01. gently brushing the other’s hair out of their face to tuck behind their ear. / do milo pra kiki <3
Italians are known for passion — the kind that spills from their veins like wine, staining everything it touches. Born from poetic views and too much salt from the Mediterranean sea, with tempers that would rival the sun itself, and cheeky tongues that use poetry to fuck someone verbally. Maybe somewhere deep inside her, Kiara thought that she wasn't Italian at all, a deep-rooted belief that she was somehow immune to that cultural behavior that ran hot through the Romans' veins. She had been a calm child, the type that doesn't cry, doesn't trouble their parents, the type of child that waits for help in silence, waiting for an adult to notice the blood on their knees. A prodigy, they said, too smart for her own good. She wasn't passionate, not in the way they thought Italians were; she didn't grow up talking loudly and fighting at every instance. Deep down, she thought herself superior. Too smart for that. Too advanced for the kissed by the sun type of life. Until she met him and learned that she was every bit a fiery as every other Italian. She fought loud, loved hard, and held grudges like family heirlooms, as long as it was for that man.
It was a domino of things that had to fall right into place at the right time to bring them together. Because Kiara had to be born a prodigy, she had to start doing math as an infant, she had to be born into an automotive dynasty, she had to graduate as an engineer at fourteen, and start in Formula One at sixteen. She had to break up with George Russell. She had to do many things just for that one night, that one night where Jonah had introduced them, and she had decided right there and now that she was either going to be going home with that man or she wouldn't go home with anyone else ever again. That night, with a firm grip of a handshake and one name being told her, she discovered more about herself than in the whole 18 years of her life to that point.

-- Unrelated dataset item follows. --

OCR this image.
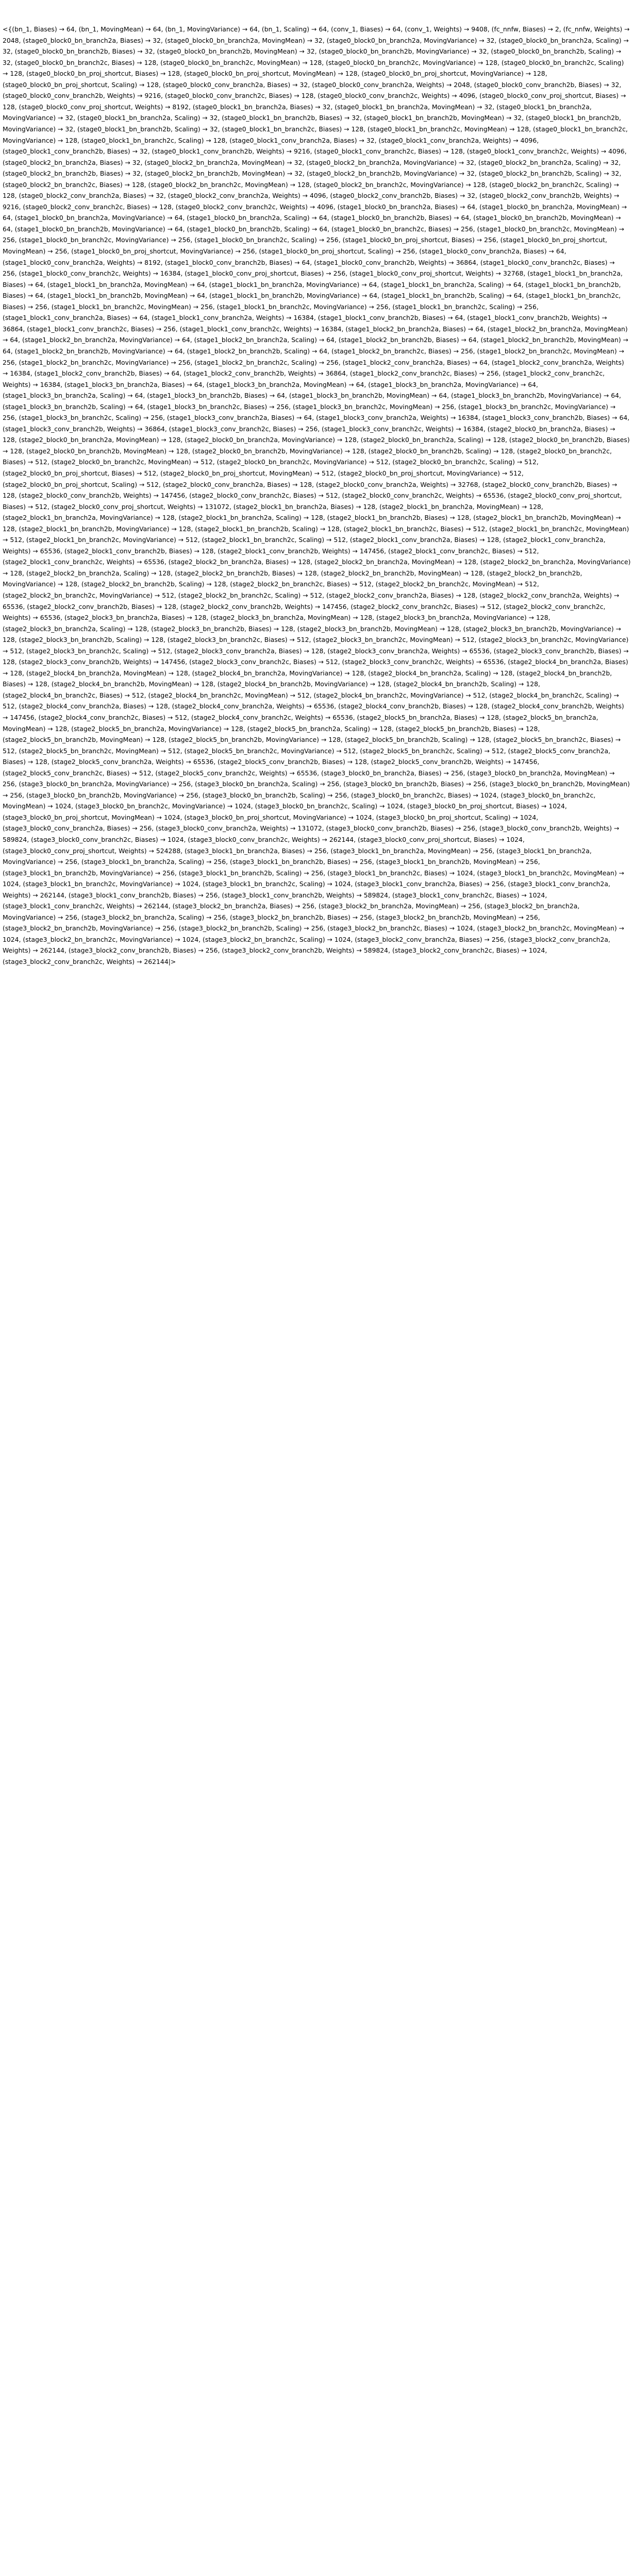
<{(bn_1, Biases) → 64, (bn_1, MovingMean) → 64, (bn_1, MovingVariance) → 64, (bn_1, Scaling) → 64, (conv_1, Biases) → 64, (conv_1, Weights) → 9408, (fc_nnfw, Biases) → 2, (fc_nnfw, Weights) → 2048, (stage0_block0_bn_branch2a, Biases) → 32, (stage0_block0_bn_branch2a, MovingMean) → 32, (stage0_block0_bn_branch2a, MovingVariance) → 32, (stage0_block0_bn_branch2a, Scaling) → 32, (stage0_block0_bn_branch2b, Biases) → 32, (stage0_block0_bn_branch2b, MovingMean) → 32, (stage0_block0_bn_branch2b, MovingVariance) → 32, (stage0_block0_bn_branch2b, Scaling) → 32, (stage0_block0_bn_branch2c, Biases) → 128, (stage0_block0_bn_branch2c, MovingMean) → 128, (stage0_block0_bn_branch2c, MovingVariance) → 128, (stage0_block0_bn_branch2c, Scaling) → 128, (stage0_block0_bn_proj_shortcut, Biases) → 128, (stage0_block0_bn_proj_shortcut, MovingMean) → 128, (stage0_block0_bn_proj_shortcut, MovingVariance) → 128, (stage0_block0_bn_proj_shortcut, Scaling) → 128, (stage0_block0_conv_branch2a, Biases) → 32, (stage0_block0_conv_branch2a, Weights) → 2048, (stage0_block0_conv_branch2b, Biases) → 32, (stage0_block0_conv_branch2b, Weights) → 9216, (stage0_block0_conv_branch2c, Biases) → 128, (stage0_block0_conv_branch2c, Weights) → 4096, (stage0_block0_conv_proj_shortcut, Biases) → 128, (stage0_block0_conv_proj_shortcut, Weights) → 8192, (stage0_block1_bn_branch2a, Biases) → 32, (stage0_block1_bn_branch2a, MovingMean) → 32, (stage0_block1_bn_branch2a, MovingVariance) → 32, (stage0_block1_bn_branch2a, Scaling) → 32, (stage0_block1_bn_branch2b, Biases) → 32, (stage0_block1_bn_branch2b, MovingMean) → 32, (stage0_block1_bn_branch2b, MovingVariance) → 32, (stage0_block1_bn_branch2b, Scaling) → 32, (stage0_block1_bn_branch2c, Biases) → 128, (stage0_block1_bn_branch2c, MovingMean) → 128, (stage0_block1_bn_branch2c, MovingVariance) → 128, (stage0_block1_bn_branch2c, Scaling) → 128, (stage0_block1_conv_branch2a, Biases) → 32, (stage0_block1_conv_branch2a, Weights) → 4096, (stage0_block1_conv_branch2b, Biases) → 32, (stage0_block1_conv_branch2b, Weights) → 9216, (stage0_block1_conv_branch2c, Biases) → 128, (stage0_block1_conv_branch2c, Weights) → 4096, (stage0_block2_bn_branch2a, Biases) → 32, (stage0_block2_bn_branch2a, MovingMean) → 32, (stage0_block2_bn_branch2a, MovingVariance) → 32, (stage0_block2_bn_branch2a, Scaling) → 32, (stage0_block2_bn_branch2b, Biases) → 32, (stage0_block2_bn_branch2b, MovingMean) → 32, (stage0_block2_bn_branch2b, MovingVariance) → 32, (stage0_block2_bn_branch2b, Scaling) → 32, (stage0_block2_bn_branch2c, Biases) → 128, (stage0_block2_bn_branch2c, MovingMean) → 128, (stage0_block2_bn_branch2c, MovingVariance) → 128, (stage0_block2_bn_branch2c, Scaling) → 128, (stage0_block2_conv_branch2a, Biases) → 32, (stage0_block2_conv_branch2a, Weights) → 4096, (stage0_block2_conv_branch2b, Biases) → 32, (stage0_block2_conv_branch2b, Weights) → 9216, (stage0_block2_conv_branch2c, Biases) → 128, (stage0_block2_conv_branch2c, Weights) → 4096, (stage1_block0_bn_branch2a, Biases) → 64, (stage1_block0_bn_branch2a, MovingMean) → 64, (stage1_block0_bn_branch2a, MovingVariance) → 64, (stage1_block0_bn_branch2a, Scaling) → 64, (stage1_block0_bn_branch2b, Biases) → 64, (stage1_block0_bn_branch2b, MovingMean) → 64, (stage1_block0_bn_branch2b, MovingVariance) → 64, (stage1_block0_bn_branch2b, Scaling) → 64, (stage1_block0_bn_branch2c, Biases) → 256, (stage1_block0_bn_branch2c, MovingMean) → 256, (stage1_block0_bn_branch2c, MovingVariance) → 256, (stage1_block0_bn_branch2c, Scaling) → 256, (stage1_block0_bn_proj_shortcut, Biases) → 256, (stage1_block0_bn_proj_shortcut, MovingMean) → 256, (stage1_block0_bn_proj_shortcut, MovingVariance) → 256, (stage1_block0_bn_proj_shortcut, Scaling) → 256, (stage1_block0_conv_branch2a, Biases) → 64, (stage1_block0_conv_branch2a, Weights) → 8192, (stage1_block0_conv_branch2b, Biases) → 64, (stage1_block0_conv_branch2b, Weights) → 36864, (stage1_block0_conv_branch2c, Biases) → 256, (stage1_block0_conv_branch2c, Weights) → 16384, (stage1_block0_conv_proj_shortcut, Biases) → 256, (stage1_block0_conv_proj_shortcut, Weights) → 32768, (stage1_block1_bn_branch2a, Biases) → 64, (stage1_block1_bn_branch2a, MovingMean) → 64, (stage1_block1_bn_branch2a, MovingVariance) → 64, (stage1_block1_bn_branch2a, Scaling) → 64, (stage1_block1_bn_branch2b, Biases) → 64, (stage1_block1_bn_branch2b, MovingMean) → 64, (stage1_block1_bn_branch2b, MovingVariance) → 64, (stage1_block1_bn_branch2b, Scaling) → 64, (stage1_block1_bn_branch2c, Biases) → 256, (stage1_block1_bn_branch2c, MovingMean) → 256, (stage1_block1_bn_branch2c, MovingVariance) → 256, (stage1_block1_bn_branch2c, Scaling) → 256, (stage1_block1_conv_branch2a, Biases) → 64, (stage1_block1_conv_branch2a, Weights) → 16384, (stage1_block1_conv_branch2b, Biases) → 64, (stage1_block1_conv_branch2b, Weights) → 36864, (stage1_block1_conv_branch2c, Biases) → 256, (stage1_block1_conv_branch2c, Weights) → 16384, (stage1_block2_bn_branch2a, Biases) → 64, (stage1_block2_bn_branch2a, MovingMean) → 64, (stage1_block2_bn_branch2a, MovingVariance) → 64, (stage1_block2_bn_branch2a, Scaling) → 64, (stage1_block2_bn_branch2b, Biases) → 64, (stage1_block2_bn_branch2b, MovingMean) → 64, (stage1_block2_bn_branch2b, MovingVariance) → 64, (stage1_block2_bn_branch2b, Scaling) → 64, (stage1_block2_bn_branch2c, Biases) → 256, (stage1_block2_bn_branch2c, MovingMean) → 256, (stage1_block2_bn_branch2c, MovingVariance) → 256, (stage1_block2_bn_branch2c, Scaling) → 256, (stage1_block2_conv_branch2a, Biases) → 64, (stage1_block2_conv_branch2a, Weights) → 16384, (stage1_block2_conv_branch2b, Biases) → 64, (stage1_block2_conv_branch2b, Weights) → 36864, (stage1_block2_conv_branch2c, Biases) → 256, (stage1_block2_conv_branch2c, Weights) → 16384, (stage1_block3_bn_branch2a, Biases) → 64, (stage1_block3_bn_branch2a, MovingMean) → 64, (stage1_block3_bn_branch2a, MovingVariance) → 64, (stage1_block3_bn_branch2a, Scaling) → 64, (stage1_block3_bn_branch2b, Biases) → 64, (stage1_block3_bn_branch2b, MovingMean) → 64, (stage1_block3_bn_branch2b, MovingVariance) → 64, (stage1_block3_bn_branch2b, Scaling) → 64, (stage1_block3_bn_branch2c, Biases) → 256, (stage1_block3_bn_branch2c, MovingMean) → 256, (stage1_block3_bn_branch2c, MovingVariance) → 256, (stage1_block3_bn_branch2c, Scaling) → 256, (stage1_block3_conv_branch2a, Biases) → 64, (stage1_block3_conv_branch2a, Weights) → 16384, (stage1_block3_conv_branch2b, Biases) → 64, (stage1_block3_conv_branch2b, Weights) → 36864, (stage1_block3_conv_branch2c, Biases) → 256, (stage1_block3_conv_branch2c, Weights) → 16384, (stage2_block0_bn_branch2a, Biases) → 128, (stage2_block0_bn_branch2a, MovingMean) → 128, (stage2_block0_bn_branch2a, MovingVariance) → 128, (stage2_block0_bn_branch2a, Scaling) → 128, (stage2_block0_bn_branch2b, Biases) → 128, (stage2_block0_bn_branch2b, MovingMean) → 128, (stage2_block0_bn_branch2b, MovingVariance) → 128, (stage2_block0_bn_branch2b, Scaling) → 128, (stage2_block0_bn_branch2c, Biases) → 512, (stage2_block0_bn_branch2c, MovingMean) → 512, (stage2_block0_bn_branch2c, MovingVariance) → 512, (stage2_block0_bn_branch2c, Scaling) → 512, (stage2_block0_bn_proj_shortcut, Biases) → 512, (stage2_block0_bn_proj_shortcut, MovingMean) → 512, (stage2_block0_bn_proj_shortcut, MovingVariance) → 512, (stage2_block0_bn_proj_shortcut, Scaling) → 512, (stage2_block0_conv_branch2a, Biases) → 128, (stage2_block0_conv_branch2a, Weights) → 32768, (stage2_block0_conv_branch2b, Biases) → 128, (stage2_block0_conv_branch2b, Weights) → 147456, (stage2_block0_conv_branch2c, Biases) → 512, (stage2_block0_conv_branch2c, Weights) → 65536, (stage2_block0_conv_proj_shortcut, Biases) → 512, (stage2_block0_conv_proj_shortcut, Weights) → 131072, (stage2_block1_bn_branch2a, Biases) → 128, (stage2_block1_bn_branch2a, MovingMean) → 128, (stage2_block1_bn_branch2a, MovingVariance) → 128, (stage2_block1_bn_branch2a, Scaling) → 128, (stage2_block1_bn_branch2b, Biases) → 128, (stage2_block1_bn_branch2b, MovingMean) → 128, (stage2_block1_bn_branch2b, MovingVariance) → 128, (stage2_block1_bn_branch2b, Scaling) → 128, (stage2_block1_bn_branch2c, Biases) → 512, (stage2_block1_bn_branch2c, MovingMean) → 512, (stage2_block1_bn_branch2c, MovingVariance) → 512, (stage2_block1_bn_branch2c, Scaling) → 512, (stage2_block1_conv_branch2a, Biases) → 128, (stage2_block1_conv_branch2a, Weights) → 65536, (stage2_block1_conv_branch2b, Biases) → 128, (stage2_block1_conv_branch2b, Weights) → 147456, (stage2_block1_conv_branch2c, Biases) → 512, (stage2_block1_conv_branch2c, Weights) → 65536, (stage2_block2_bn_branch2a, Biases) → 128, (stage2_block2_bn_branch2a, MovingMean) → 128, (stage2_block2_bn_branch2a, MovingVariance) → 128, (stage2_block2_bn_branch2a, Scaling) → 128, (stage2_block2_bn_branch2b, Biases) → 128, (stage2_block2_bn_branch2b, MovingMean) → 128, (stage2_block2_bn_branch2b, MovingVariance) → 128, (stage2_block2_bn_branch2b, Scaling) → 128, (stage2_block2_bn_branch2c, Biases) → 512, (stage2_block2_bn_branch2c, MovingMean) → 512, (stage2_block2_bn_branch2c, MovingVariance) → 512, (stage2_block2_bn_branch2c, Scaling) → 512, (stage2_block2_conv_branch2a, Biases) → 128, (stage2_block2_conv_branch2a, Weights) → 65536, (stage2_block2_conv_branch2b, Biases) → 128, (stage2_block2_conv_branch2b, Weights) → 147456, (stage2_block2_conv_branch2c, Biases) → 512, (stage2_block2_conv_branch2c, Weights) → 65536, (stage2_block3_bn_branch2a, Biases) → 128, (stage2_block3_bn_branch2a, MovingMean) → 128, (stage2_block3_bn_branch2a, MovingVariance) → 128, (stage2_block3_bn_branch2a, Scaling) → 128, (stage2_block3_bn_branch2b, Biases) → 128, (stage2_block3_bn_branch2b, MovingMean) → 128, (stage2_block3_bn_branch2b, MovingVariance) → 128, (stage2_block3_bn_branch2b, Scaling) → 128, (stage2_block3_bn_branch2c, Biases) → 512, (stage2_block3_bn_branch2c, MovingMean) → 512, (stage2_block3_bn_branch2c, MovingVariance) → 512, (stage2_block3_bn_branch2c, Scaling) → 512, (stage2_block3_conv_branch2a, Biases) → 128, (stage2_block3_conv_branch2a, Weights) → 65536, (stage2_block3_conv_branch2b, Biases) → 128, (stage2_block3_conv_branch2b, Weights) → 147456, (stage2_block3_conv_branch2c, Biases) → 512, (stage2_block3_conv_branch2c, Weights) → 65536, (stage2_block4_bn_branch2a, Biases) → 128, (stage2_block4_bn_branch2a, MovingMean) → 128, (stage2_block4_bn_branch2a, MovingVariance) → 128, (stage2_block4_bn_branch2a, Scaling) → 128, (stage2_block4_bn_branch2b, Biases) → 128, (stage2_block4_bn_branch2b, MovingMean) → 128, (stage2_block4_bn_branch2b, MovingVariance) → 128, (stage2_block4_bn_branch2b, Scaling) → 128, (stage2_block4_bn_branch2c, Biases) → 512, (stage2_block4_bn_branch2c, MovingMean) → 512, (stage2_block4_bn_branch2c, MovingVariance) → 512, (stage2_block4_bn_branch2c, Scaling) → 512, (stage2_block4_conv_branch2a, Biases) → 128, (stage2_block4_conv_branch2a, Weights) → 65536, (stage2_block4_conv_branch2b, Biases) → 128, (stage2_block4_conv_branch2b, Weights) → 147456, (stage2_block4_conv_branch2c, Biases) → 512, (stage2_block4_conv_branch2c, Weights) → 65536, (stage2_block5_bn_branch2a, Biases) → 128, (stage2_block5_bn_branch2a, MovingMean) → 128, (stage2_block5_bn_branch2a, MovingVariance) → 128, (stage2_block5_bn_branch2a, Scaling) → 128, (stage2_block5_bn_branch2b, Biases) → 128, (stage2_block5_bn_branch2b, MovingMean) → 128, (stage2_block5_bn_branch2b, MovingVariance) → 128, (stage2_block5_bn_branch2b, Scaling) → 128, (stage2_block5_bn_branch2c, Biases) → 512, (stage2_block5_bn_branch2c, MovingMean) → 512, (stage2_block5_bn_branch2c, MovingVariance) → 512, (stage2_block5_bn_branch2c, Scaling) → 512, (stage2_block5_conv_branch2a, Biases) → 128, (stage2_block5_conv_branch2a, Weights) → 65536, (stage2_block5_conv_branch2b, Biases) → 128, (stage2_block5_conv_branch2b, Weights) → 147456, (stage2_block5_conv_branch2c, Biases) → 512, (stage2_block5_conv_branch2c, Weights) → 65536, (stage3_block0_bn_branch2a, Biases) → 256, (stage3_block0_bn_branch2a, MovingMean) → 256, (stage3_block0_bn_branch2a, MovingVariance) → 256, (stage3_block0_bn_branch2a, Scaling) → 256, (stage3_block0_bn_branch2b, Biases) → 256, (stage3_block0_bn_branch2b, MovingMean) → 256, (stage3_block0_bn_branch2b, MovingVariance) → 256, (stage3_block0_bn_branch2b, Scaling) → 256, (stage3_block0_bn_branch2c, Biases) → 1024, (stage3_block0_bn_branch2c, MovingMean) → 1024, (stage3_block0_bn_branch2c, MovingVariance) → 1024, (stage3_block0_bn_branch2c, Scaling) → 1024, (stage3_block0_bn_proj_shortcut, Biases) → 1024, (stage3_block0_bn_proj_shortcut, MovingMean) → 1024, (stage3_block0_bn_proj_shortcut, MovingVariance) → 1024, (stage3_block0_bn_proj_shortcut, Scaling) → 1024, (stage3_block0_conv_branch2a, Biases) → 256, (stage3_block0_conv_branch2a, Weights) → 131072, (stage3_block0_conv_branch2b, Biases) → 256, (stage3_block0_conv_branch2b, Weights) → 589824, (stage3_block0_conv_branch2c, Biases) → 1024, (stage3_block0_conv_branch2c, Weights) → 262144, (stage3_block0_conv_proj_shortcut, Biases) → 1024, (stage3_block0_conv_proj_shortcut, Weights) → 524288, (stage3_block1_bn_branch2a, Biases) → 256, (stage3_block1_bn_branch2a, MovingMean) → 256, (stage3_block1_bn_branch2a, MovingVariance) → 256, (stage3_block1_bn_branch2a, Scaling) → 256, (stage3_block1_bn_branch2b, Biases) → 256, (stage3_block1_bn_branch2b, MovingMean) → 256, (stage3_block1_bn_branch2b, MovingVariance) → 256, (stage3_block1_bn_branch2b, Scaling) → 256, (stage3_block1_bn_branch2c, Biases) → 1024, (stage3_block1_bn_branch2c, MovingMean) → 1024, (stage3_block1_bn_branch2c, MovingVariance) → 1024, (stage3_block1_bn_branch2c, Scaling) → 1024, (stage3_block1_conv_branch2a, Biases) → 256, (stage3_block1_conv_branch2a, Weights) → 262144, (stage3_block1_conv_branch2b, Biases) → 256, (stage3_block1_conv_branch2b, Weights) → 589824, (stage3_block1_conv_branch2c, Biases) → 1024, (stage3_block1_conv_branch2c, Weights) → 262144, (stage3_block2_bn_branch2a, Biases) → 256, (stage3_block2_bn_branch2a, MovingMean) → 256, (stage3_block2_bn_branch2a, MovingVariance) → 256, (stage3_block2_bn_branch2a, Scaling) → 256, (stage3_block2_bn_branch2b, Biases) → 256, (stage3_block2_bn_branch2b, MovingMean) → 256, (stage3_block2_bn_branch2b, MovingVariance) → 256, (stage3_block2_bn_branch2b, Scaling) → 256, (stage3_block2_bn_branch2c, Biases) → 1024, (stage3_block2_bn_branch2c, MovingMean) → 1024, (stage3_block2_bn_branch2c, MovingVariance) → 1024, (stage3_block2_bn_branch2c, Scaling) → 1024, (stage3_block2_conv_branch2a, Biases) → 256, (stage3_block2_conv_branch2a, Weights) → 262144, (stage3_block2_conv_branch2b, Biases) → 256, (stage3_block2_conv_branch2b, Weights) → 589824, (stage3_block2_conv_branch2c, Biases) → 1024, (stage3_block2_conv_branch2c, Weights) → 262144|>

Because Kiara Ferrari was raised as a quiet child, a stoic person, someone who wasn't loud and obnoxious, she was work-centered, she was hard-working, she was cold, and hyper-fixated on being the best. She wasn't the type to fall for a boy and become another person. Or so she thought, because by the time she turned 21, she was already married to him, already had a child with him, and already had become every bit of an Italian she could when it came to her husband. She was in all of her glory, the sun of the Mediterranean,
And just maybe the universe had a strange sense of humor — giving the daughter of the Mediterranean sun to a man raised beneath gray skies and borrowed land. Milo came from quiet mountains and stubborn waters, from a place where the wind carried the scent of salt and soil, where men had spent centuries building walls to keep the sea from swallowing their homes. He was born Dutch — from a lineage that learned to bargain with nature instead of fight it, to drain the swamps and claim the impossible, to live below sea level and still look the sky in the eye. With parents who loved him enough to put his dreams above their comfort.
He spoke the way the Dutch build: precisely, efficiently, without waste. He loved the way they painted — subtle shades, deliberate brushstrokes, light caught on ordinary things. There was no need for grand gestures or loud declarations; his devotion lived in the quiet — in a fixed screw, a warm cup of coffee left waiting, a hand reaching for hers in the dark. Even in his reckless behavior, there was a quiet calculation of risks. There was something steady about him, like the canals — calm on the surface, but deep enough to drown in.
Where Kiara burned, Milo endured. Where she sang, he hummed. He came from a people who made beauty out of survival, who learned to hold back the tide, and maybe that’s what he was doing with her all along — holding back the tide. He spent years building himself a fortress in the center of her — a quiet citadel of his own making, untouched by the storms she carried. The type that was capable of enduring even when surrounded by her passion and winds. Never blown away. Never shook. Never torn apart. A castle of sorts that was made to take root.
His touch on her skin, so soft, so tender, was like breathing fresh air after a long day inside. His eyes were like being home, blue like the seas that surrounded Italy, and his hands were like being shown the way back. But Kiara? Kiara had the brown eyes of a cloudy Dutch sky, a smile that always held too many secrets, and that type of breathing that always seemed to be hinting at butterflies in her stomach.
There, in the artificial lights of Monaco, surrounded by French voices that flowed over them like distant rivers, so far from both of their homelands, their eyes remained the same. In the glitter and hum of a world that demanded performance, that insisted on appearances, it was only in each other’s gaze that they found truth. Because at the end of every night, after the speeches, the applause, the engines and champagne, the reality remained simple and undeniable: they were each other’s home.